The magic I see in photography is how a real object could become another reality on paper. It is so much more direct than an interpretation. The viewer makes the connections. It is an illusion when printed on paper, but it is not an illusion when I am in the set moving the pieces around.

Barbara Kasten, excerpt from Interconnectedness of All Things in conversation with Andreas Beitin, 2019

Barbara Kasten was born in Chicago in 1936, but moved to Arizona where she graduated in painting and later in Sculptural Textile Design at the California College of Arts and Crafts in Oakland, California. In the late 60s and early 70s she spent time in Poland studying sculpture, and then in Germany where she became particularly interested in the theories of Modernism, Constructivism and the Bauhaus movement. During this period, she expanded her research into the themes of space and architecture, as well as exploring the importance of experimentation and interdisciplinarity. In 1973, she returned to the United States and settled in Los Angeles, the hub of the Light and Space Movement, which also had a great influence on her research. She began to work with photography and, having no specific training, experimented in total freedom developing a particular approach, closer to the one of the painter or sculptor.

Right from her first photographic works, a series of cyanotypes, Barbara Kasten moved away from the pure representation of reality. She began to investigate the structure and perception of space as well as the interaction between two- and three-dimensionality, the physical qualities of materials and the incidence of light. Since the 1970s she has designed and built large sculptural installations in her studio, inspired by the Bauhaus methodology. She assembles industrial and recycled materials in keeping with the Constructivist canon, while relying on the powerful spatial ambiguity offered by photography. In this creative process, the shot is taken only after a long process of repositioning the elements on the basis of the light and its reflections. We can just imagine this sort of dance performed by the artist moving on and off the set, shifting lights, plasterboard or Plexiglas panels, screens, columns, mirrors, tables, chairs and other elements. Her aim is to make the most of both roles – that of set creator and photographer – on both sides of the camera, which unlike the composition before it, is never moved and is always strictly analogue.

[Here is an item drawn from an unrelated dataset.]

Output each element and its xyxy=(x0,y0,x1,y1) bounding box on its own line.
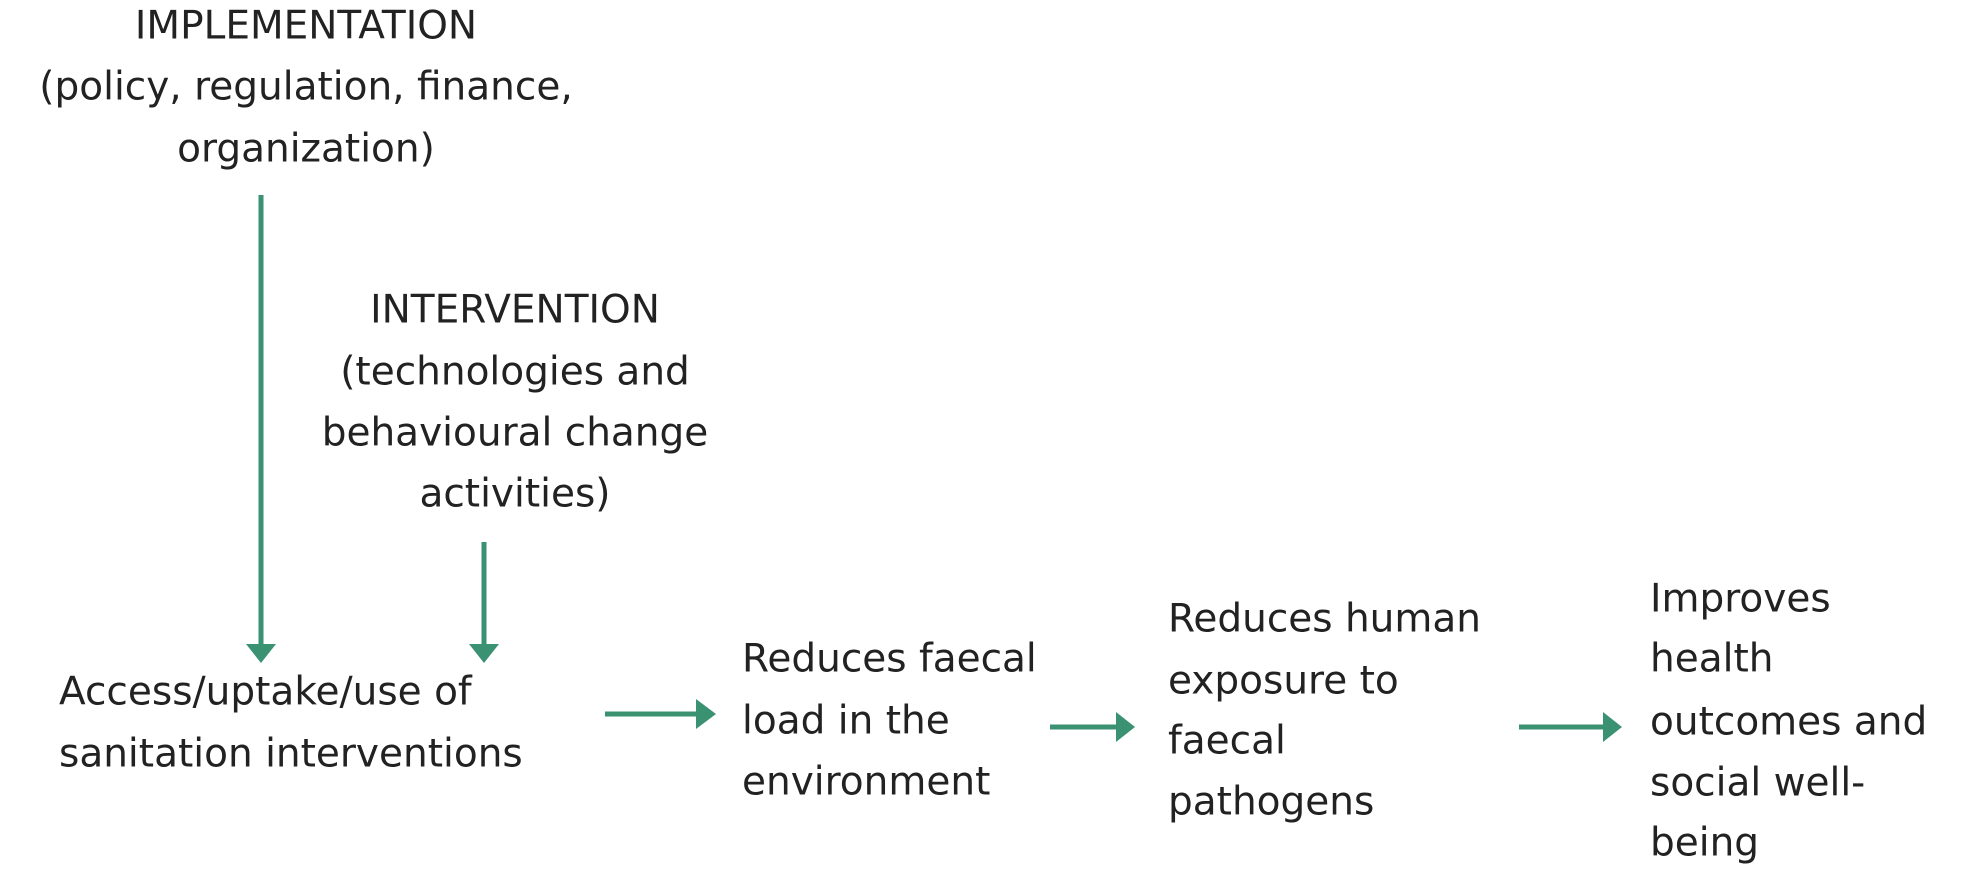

All her photographic works, both those created in the studio and those shot inside iconic buildings, derive from this careful and complex performative interdisciplinarity, in which photography, painting, sculpture and architecture all converge. In order to obtain an image through the composition of three-dimensional objects, the artist applies a sort of dematerialisation of the object, flattening it into photographic two-dimensionality. The work thus undergoes an alteration, a transience that evokes the perspective-spatial clarity of the initial arrangement, distorting space thanks to the use of mirrors or transparent surfaces and their intrinsic ability to direct light. Indeed, for Barbara Kasten, light has always been the most important element. Its function is to bring sets to life, cast shadows, make the surfaces of materials vibrate, and it is thus the primary means by which she transforms reality.

Case Chiuse HQ, in collaboration with Bortolami Gallery, New York, and Kadel Willborn Gallery, Düsseldorf, presents a selection of Constructs, large-format Polaroids the artist worked on between 1979 and 1986; three silver gelatin print from the Double Negative series, 2012–2016; and two large works, Collision 122(2019) and Transposition 12 (2014), both salt-sensitive chromogenic prints. All the works in the exhibition underline the continuity in her research, one in which the shapes and dimensions of the objects, the scale and the three-dimensionality of the original installation are completely transfigured in the photographic image, revealing itself to our eyes as an abstract ‘construction’. 

Barbara Kasten has been using abstraction for fifty years to create new models of interpretation of reality, questioning the very perceptive ability of the viewer. Asking for attention in the act of looking in order to perceive even what is ignored is actually the political message underlying her work.

Barbara Kasten was born in 1936 in Chicago where she lives and works. She graduated in 1959 from the University of Arizona and in 1970 from the California College of Arts and Crafts, obtaining a scholarship in sculpture from the Poznań academy, Poland. Major international institutions hosted her solo exhibitions, among the most recent: Kunstmuseum Wolfsburg, Germany (2020); MOCA Pacific Design Center, West Hollywood (2016); Hammer Museum, Los Angeles; Art Museum The Graham Foundation, in occasion of Chicago Biennial (2015); ICA Philadelphia, Philadelphia; Künstlerhaus Bethanien, Berlin; Museum of Modern Art, Frankfurt; New Mexico Museum of Art, Santa Fe; Museum of Contemporary Canadian Art, Toronto; MoMa, New York (2014); Museum of Fine Arts, Houston; MCA Chicago, Chicago (2013); Smithsonian American Art Museum, Washington. Her works are part of important collections such as: MoMA, New York; Metropolitan Museum of Art, New York; Whitney Museum of American Art, New York; Art Institute, Chicago; Smithsonian Art Museum, Washington; MOCA, Los Angeles; Tate Modern, London.